Distinctions between neurology and neuropsychiatry are being blurred to the point of extinction. Even if nothing were learned about brain-behavior relationships from neuropsychiatry, we would still learn about the psychopathology of the neurological patients themselves. Psychiatric morbidity affects the great majority of these patients. Dementia, depression, delusions, and hallucinations are most troubling to patients and caregivers, and in general are even more troubling than motor, sensory, or other neurological symptoms. Disability is strongly linked to psychiatric symptoms and functional decline is often a consequence of their persistence. With millions of patients living with chronic neurological diseases (4.5 million Alzheimer’s patients, 500,000 new stroke victims annually, over a million individuals with moderate or more severe traumatic brain injury every year, and millions of others with epilepsy, multiple sclerosis, etc.), the public health significance of caring for the psychiatric aspects of neurological disease is substantial. Developing a better understanding of the emergence of psychiatric disorders in neurological disease, and improving treatments for these conditions should be a major public health priority. Making sure that these millions of patients can access proper psychiatric care is critical to their well-being. As life expectancy after brain damage is steadily lengthened, planning for the growth in the number of cases with such conditions is also needed. Whether or not much is learned about other aspects of psychiatry, caring for these patients better is reason enough for this effort.

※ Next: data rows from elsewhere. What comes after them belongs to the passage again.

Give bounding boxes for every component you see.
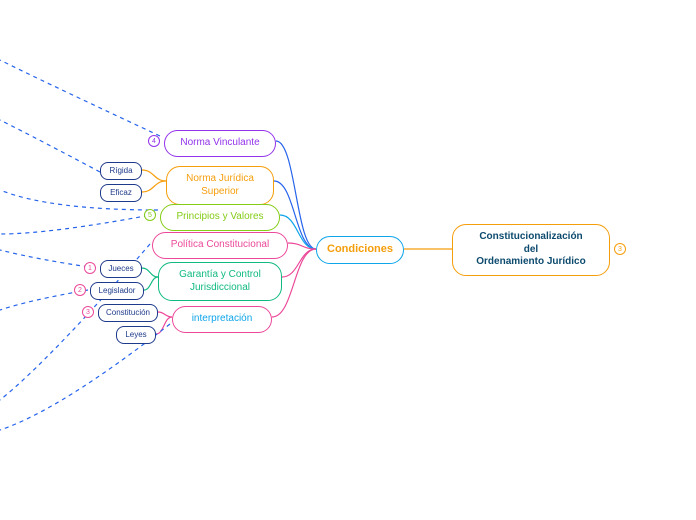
node-badge: 3: [614, 243, 626, 255]
mindmap-node[interactable]: Eficaz: [100, 184, 142, 202]
mindmap-node[interactable]: Principios y Valores: [160, 204, 280, 231]
mindmap-node[interactable]: interpretación: [172, 306, 272, 333]
node-badge: 4: [148, 135, 160, 147]
mindmap-node[interactable]: ConstitucionalizacióndelOrdenamiento Jur…: [452, 224, 610, 276]
mindmap-node[interactable]: Política Constitucional: [152, 232, 288, 259]
mindmap-node[interactable]: Condiciones: [316, 236, 404, 264]
mindmap-node[interactable]: Constitución: [98, 304, 158, 322]
node-badge: 2: [74, 284, 86, 296]
mindmap-node[interactable]: Norma Vinculante: [164, 130, 276, 157]
node-badge: 1: [84, 262, 96, 274]
mindmap-node[interactable]: Legislador: [90, 282, 144, 300]
mindmap-node[interactable]: Leyes: [116, 326, 156, 344]
node-badge: 5: [144, 209, 156, 221]
mindmap-node[interactable]: Garantía y ControlJurisdiccional: [158, 262, 282, 301]
mindmap-node[interactable]: Rígida: [100, 162, 142, 180]
node-badge: 3: [82, 306, 94, 318]
mindmap-node[interactable]: Norma JurídicaSuperior: [166, 166, 274, 205]
mindmap-node[interactable]: Jueces: [100, 260, 142, 278]
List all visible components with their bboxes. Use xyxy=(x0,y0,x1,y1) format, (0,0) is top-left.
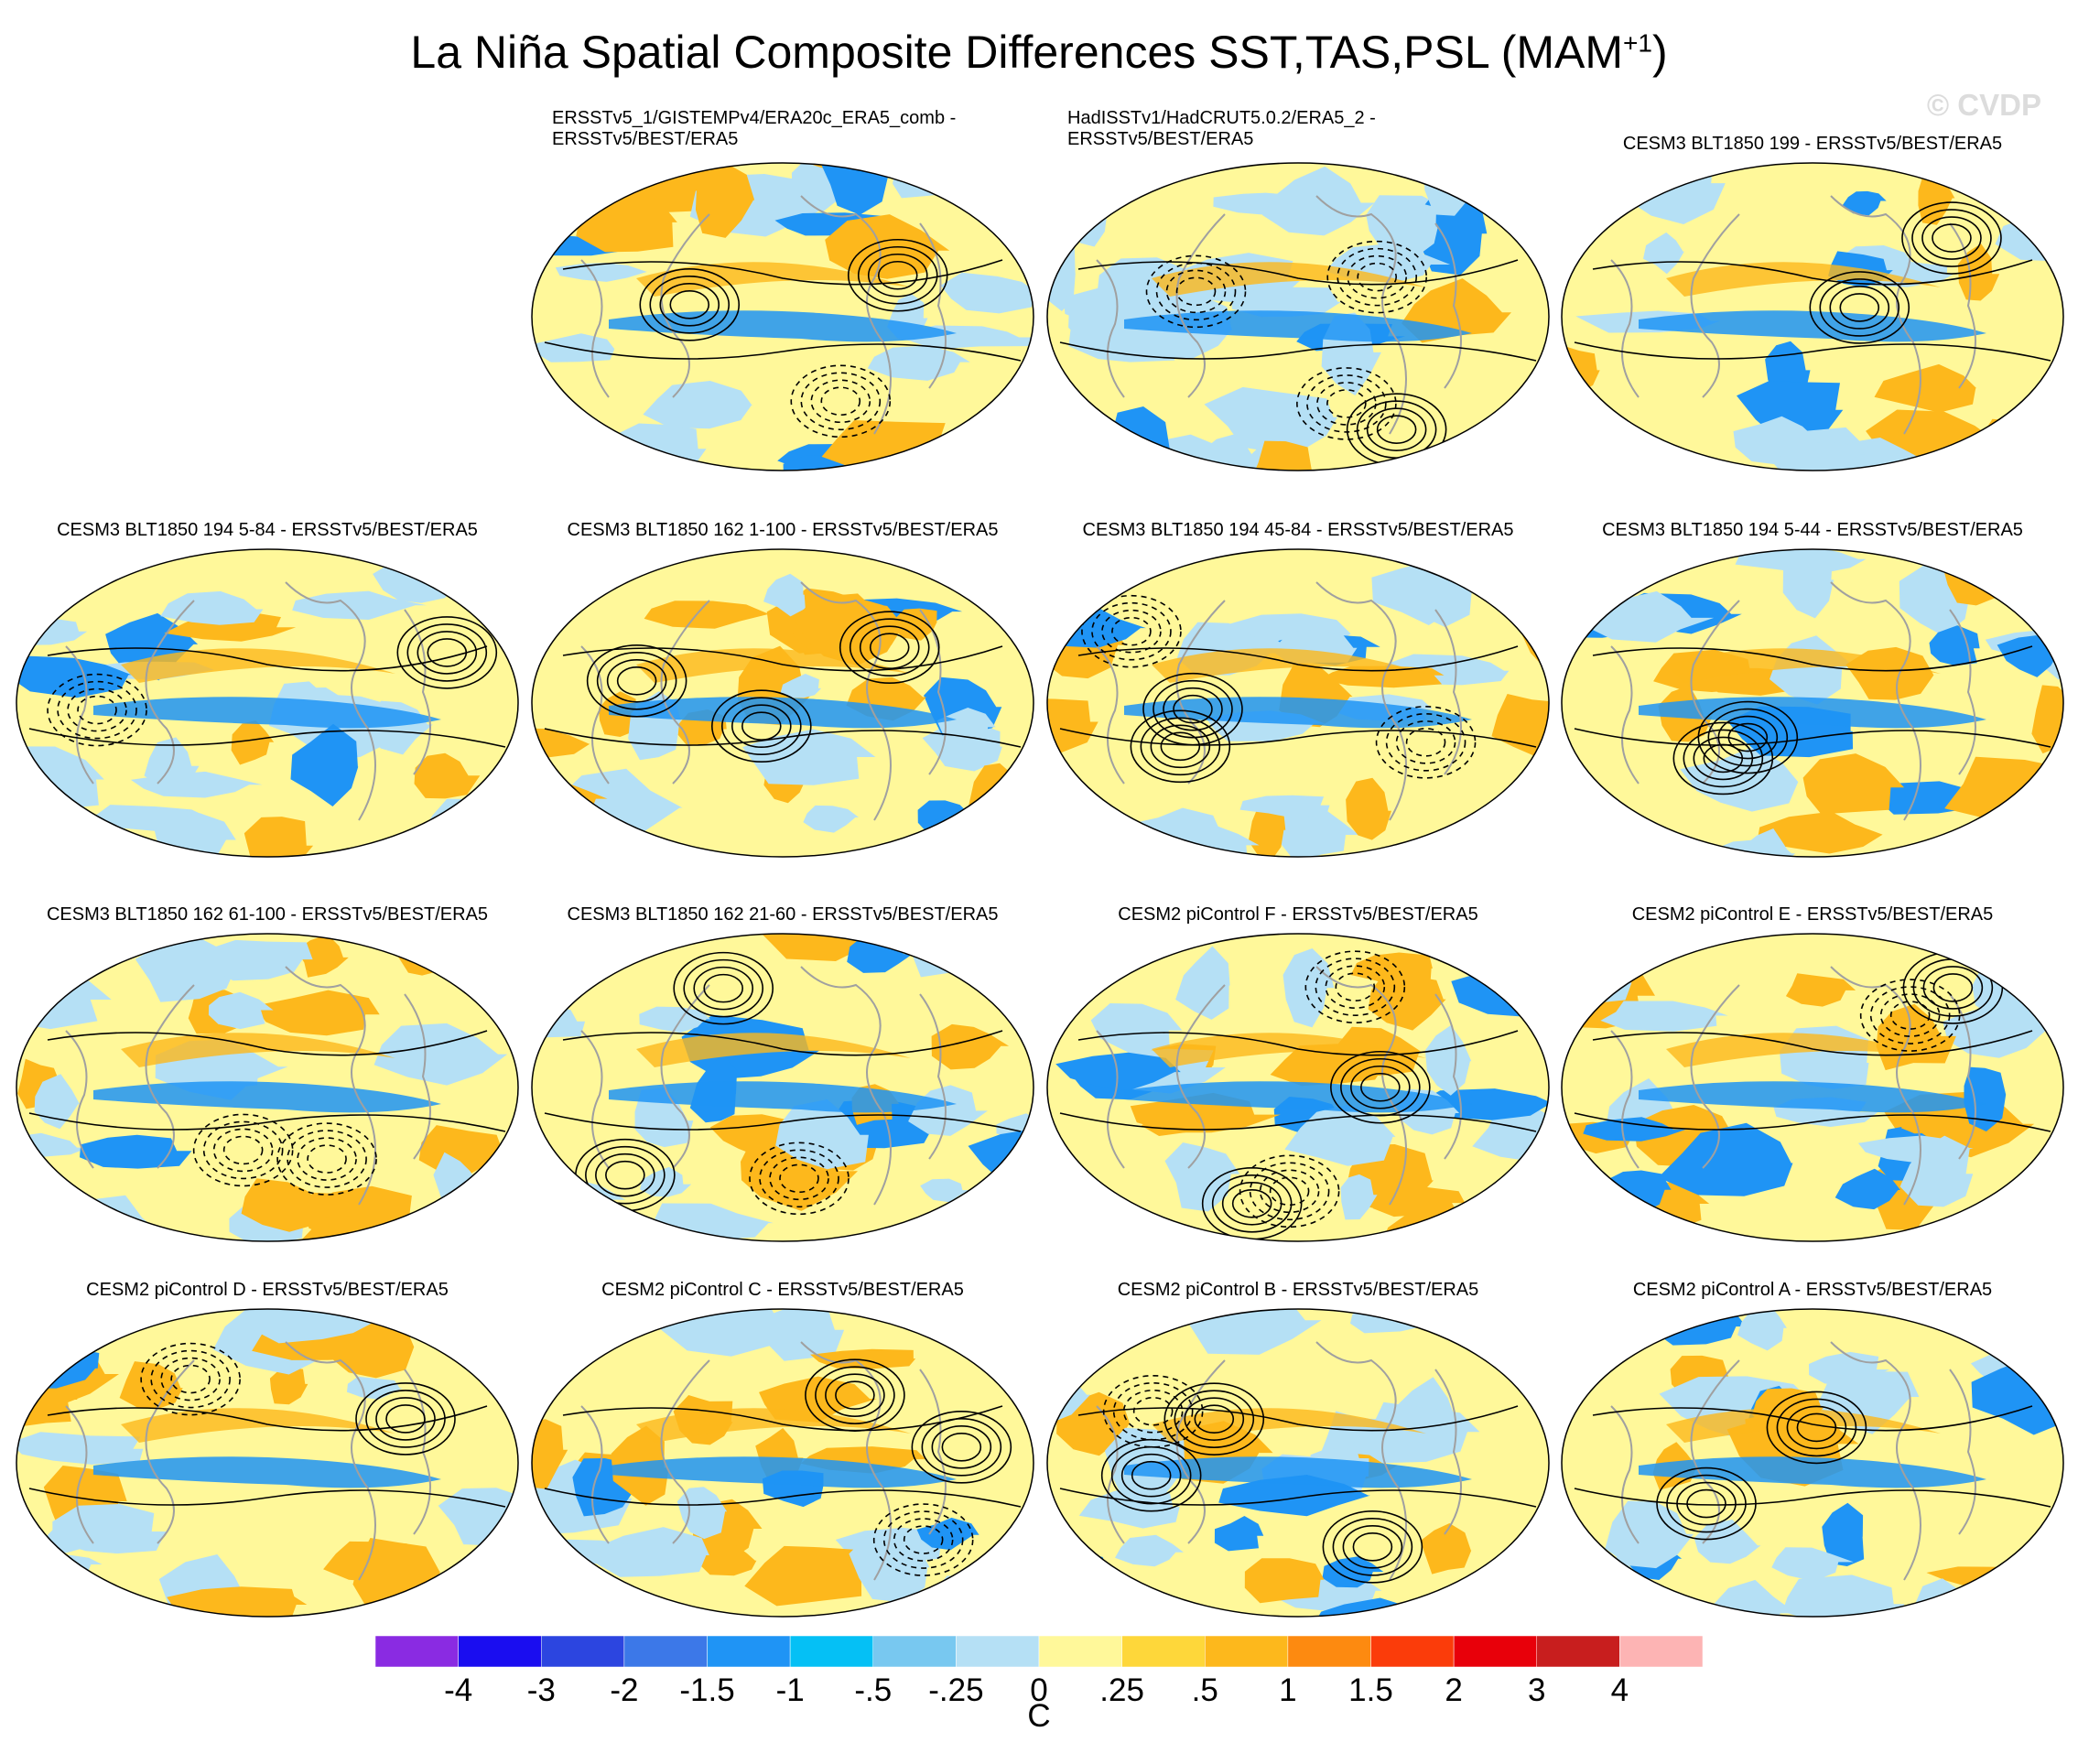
panel-title: CESM2 piControl E - ERSSTv5/BEST/ERA5 xyxy=(1631,904,1994,925)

As neuroscience and psychology become more applied, as new tools become available to study the living brain, and as translational efforts take off in the next few decades, neuropsychiatry will continue to grow as a field rooted in the interface between neurology and psychiatry, as will caring for the patients seen at that interface. The basic sciences will bring better tools to help facilitate improved understanding of the etiopathogenesis of psychopathology in neurological disease, and continue to reap lessons about brain-behavior relationships. Concurrently, the clinical sciences should make a priority the development and study of treatments for psychopathology in neurological disease, and the educational oversight organizations, such as the American Board of Psychiatry and Neurology, and the Residency Review Commission of the Accreditation Committee for Graduate Medical Education, should modify educational activities, core competencies, and requirements to reflect advances in this area. This effort must also continue to focus on these underserved patients themselves to be sure that what we learn is applied through secondary translation from best practices to widely used practices.

The author is grateful to Drs. Paul McHugh, J. Raymond DePaulo, Peter Rabins, and Hochang (Ben) Lee for their generous comments on earlier drafts of this paper.